NoSQL Databases (free): Contemporary datasets are not rectangular in nature. If you play around with Twitter’s API, you will notice that the data feed is returned in JSON format. In R, you can map JSON to a list of lists, and in python, to a dict. The point being that getting raw data in a row by column format is a luxury. My two favorite tools at the moment are MongoDB, which nicely stores JSON, and Neo4J, which effectively handles graph data. Both MongoDB and Neo4j have bindings to R and Python, so we can work with the raw data just like we would in SQL. Both MongoDB and Neo4j are free.
Machine Learning Techniques (free): Machine learning means a wide array of things these days, but to me, it’s having a good understanding which advanced technique can (and should) be applied to your current research problem. This means having a firm understanding of when to use regression, clustering, and data reduction techniques. It’s also worth noting that some of the “hotter” techniques like sentiment analysis, graph analysis, and recommendation engines have a number of applications in Enrollment Management. In future posts, I will discuss how to use these techniques.
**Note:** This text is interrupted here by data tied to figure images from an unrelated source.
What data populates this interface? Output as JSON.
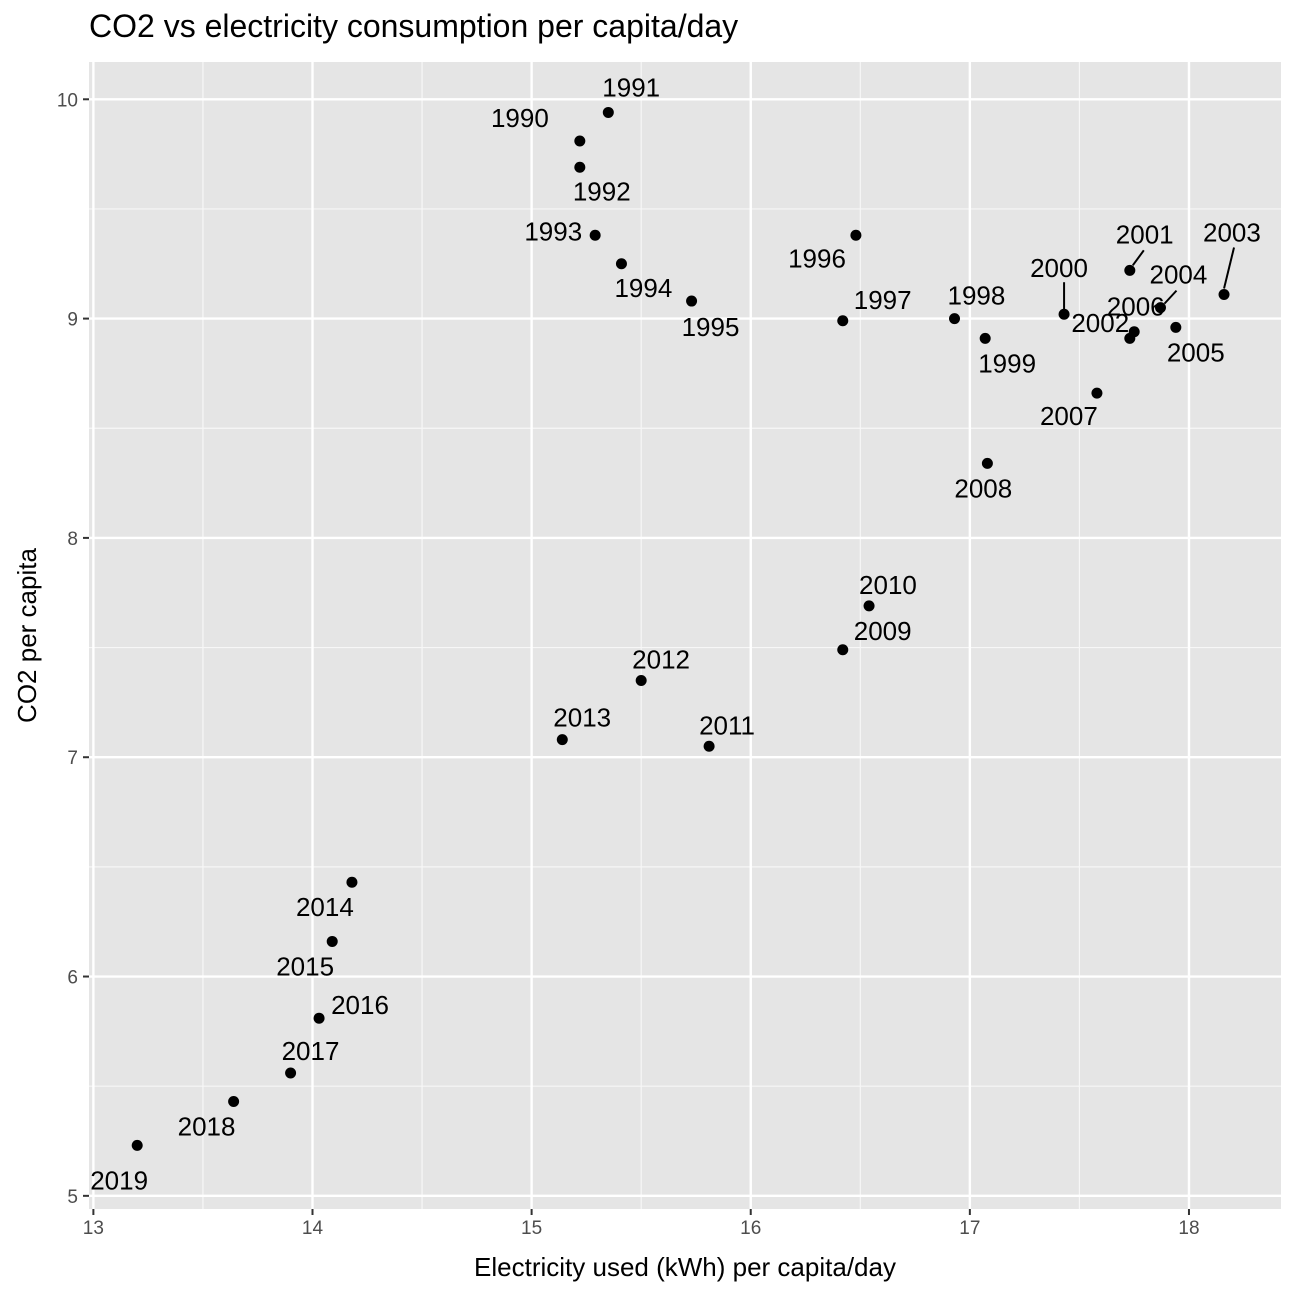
{
  "chart_data": {
    "type": "scatter",
    "title": "CO2 vs electricity consumption per capita/day",
    "xlabel": "Electricity used (kWh) per capita/day",
    "ylabel": "CO2 per capita",
    "xlim": [
      12.98,
      18.42
    ],
    "ylim": [
      4.94,
      10.17
    ],
    "x_ticks": [
      13,
      14,
      15,
      16,
      17,
      18
    ],
    "y_ticks": [
      5,
      6,
      7,
      8,
      9,
      10
    ],
    "grid": true,
    "legend": "none",
    "points": [
      {
        "label": "1990",
        "x": 15.22,
        "y": 9.81
      },
      {
        "label": "1991",
        "x": 15.35,
        "y": 9.94
      },
      {
        "label": "1992",
        "x": 15.22,
        "y": 9.69
      },
      {
        "label": "1993",
        "x": 15.29,
        "y": 9.38
      },
      {
        "label": "1994",
        "x": 15.41,
        "y": 9.25
      },
      {
        "label": "1995",
        "x": 15.73,
        "y": 9.08
      },
      {
        "label": "1996",
        "x": 16.48,
        "y": 9.38
      },
      {
        "label": "1997",
        "x": 16.42,
        "y": 8.99
      },
      {
        "label": "1998",
        "x": 16.93,
        "y": 9.0
      },
      {
        "label": "1999",
        "x": 17.07,
        "y": 8.91
      },
      {
        "label": "2000",
        "x": 17.43,
        "y": 9.02
      },
      {
        "label": "2001",
        "x": 17.73,
        "y": 9.22
      },
      {
        "label": "2002",
        "x": 17.75,
        "y": 8.94
      },
      {
        "label": "2003",
        "x": 18.16,
        "y": 9.11
      },
      {
        "label": "2004",
        "x": 17.87,
        "y": 9.05
      },
      {
        "label": "2005",
        "x": 17.94,
        "y": 8.96
      },
      {
        "label": "2006",
        "x": 17.73,
        "y": 8.91
      },
      {
        "label": "2007",
        "x": 17.58,
        "y": 8.66
      },
      {
        "label": "2008",
        "x": 17.08,
        "y": 8.34
      },
      {
        "label": "2009",
        "x": 16.42,
        "y": 7.49
      },
      {
        "label": "2010",
        "x": 16.54,
        "y": 7.69
      },
      {
        "label": "2011",
        "x": 15.81,
        "y": 7.05
      },
      {
        "label": "2012",
        "x": 15.5,
        "y": 7.35
      },
      {
        "label": "2013",
        "x": 15.14,
        "y": 7.08
      },
      {
        "label": "2014",
        "x": 14.18,
        "y": 6.43
      },
      {
        "label": "2015",
        "x": 14.09,
        "y": 6.16
      },
      {
        "label": "2016",
        "x": 14.03,
        "y": 5.81
      },
      {
        "label": "2017",
        "x": 13.9,
        "y": 5.56
      },
      {
        "label": "2018",
        "x": 13.64,
        "y": 5.43
      },
      {
        "label": "2019",
        "x": 13.2,
        "y": 5.23
      }
    ]
  }
}
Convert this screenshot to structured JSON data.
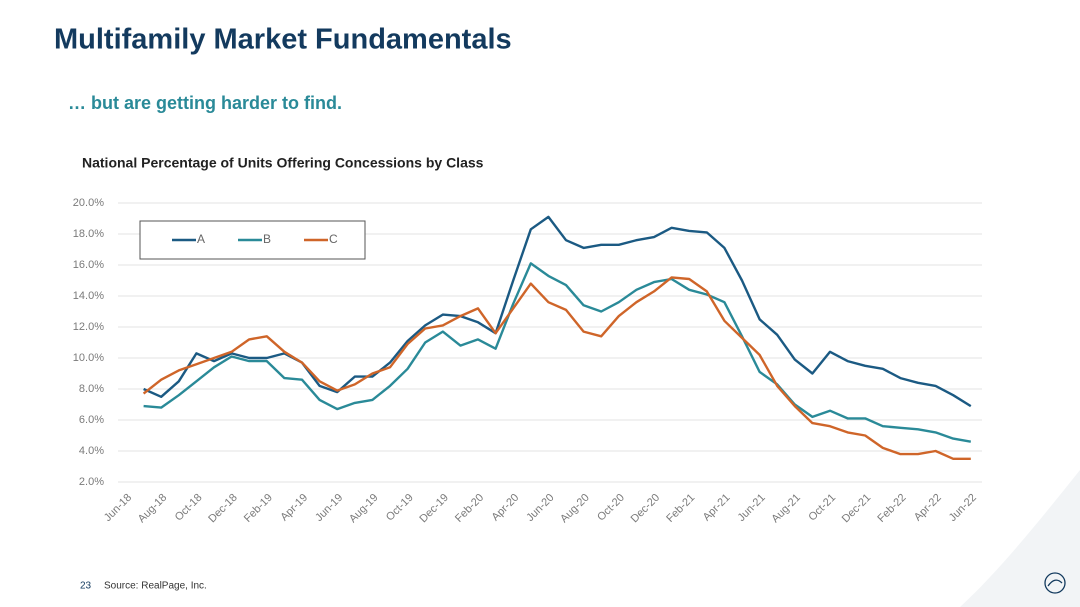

In the short run, here is a previous post where I use a very simple toy dataset to highlight how you can leverage data to predict student yield.
Markdown (free): Markdown is a markup language that is not only easy to read and write, but can be converted to a number of output formats, including HTML and Word. In R, it’s possible to automate your entire workflow using Markdown. You can clean data, generate slide decks, journal articles, and even interactive websites when you use RMarkdown. So what? Your productivity skyrockets when you can build an HTML report and have it emailed to you every morning before you get into work. Trust me, it’s amazing.
Github (free-ish): Github is a cloud-based solution to store your Git (version control) projects online. Git makes it possible for your to lock in versions of your code and analysis, even reports. No more saving your files with v1, v2, etc. It’s the bee’s knees but does take some getting used to. The learning curve is worth the effort.

What’s Next?

Outside of Tableau, all of the skills and software listed above are free, as in, free beer. Even Tableau has Tableau Public, but there are usage limitations, Nonetheless, everything you need to be effective within Enrollment Science is (basically) free. Of course, it takes time to hone these skills, many of which can not be learned from a text book, but the efforts will pay off in spades. Enrollment Science is no longer a luxury, but a necessity in order to compete in today’s rapidly changing higher education landscape. From here, I aim to highlight how easy it is to get started within Enrollment Science. I am very passionate about this topic, so I hope to share that passion with you. My aim is to introduce you to the tools listed above, and apply advanced techniques to datasets that you already have in-house. Today, Enrollment Management divisions are asking increasingly complex questions. Luckily, industry (i.e. for profit companies) have proven that we can leverage data to improve our position in the market, so it’s about time we get better at data within Enrollment Management.